Just think of it as O(n ^ 2) up here, O(n ^ 3) equals three n cycles, and so on

1.5 Average and Worst Time complexity

    1. Average time complexity refers to the running time of the algorithm when all possible input instances occur with equal probability.
    1. The worst-case time complexity is called the worst-case time complexity. Generally, the time complexity discussed is the worst-case time complexity.

    The reason for this is that the worst-case time complexity is the limit on the running time of the algorithm on any input instance, which guarantees that the algorithm will not run longer than the worst-case time.

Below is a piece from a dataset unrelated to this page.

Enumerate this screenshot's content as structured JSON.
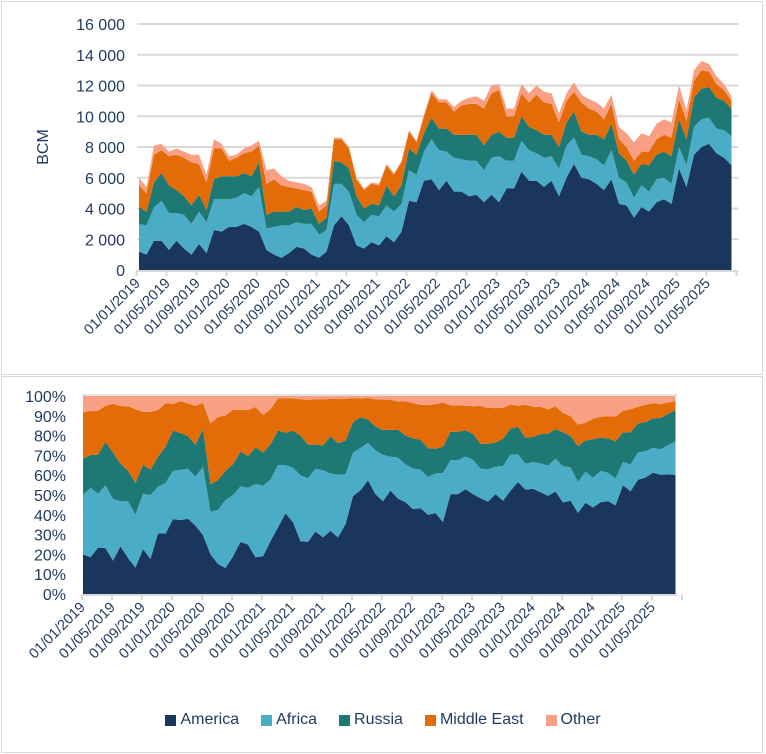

    1. Whether the average time complexity is consistent with the worst time complexity depends on the algorithm

2. The spatial complexity of the algorithm

  1. Similar to the discussion of time Complexity, the Space Complexity of an algorithm is defined as the amount of storage the algorithm consumes as a function of the problem size N.

  2. Space Complexity is the amount of storage Space temporarily occupied by an algorithm while it is running. The number of temporary units of work that some algorithms need to occupy is related to the problem size N, which increases with the increase of N. When N is large, more storage units will be occupied, such as quicksort and merge sort algorithms, such as radix sort

  3. When we do algorithm analysis, we mainly discuss time complexity. From the perspective of user experience, the speed of program execution is more important. Some caching products (Redis, memcache) and algorithms (radix sort) essentially trade space for time.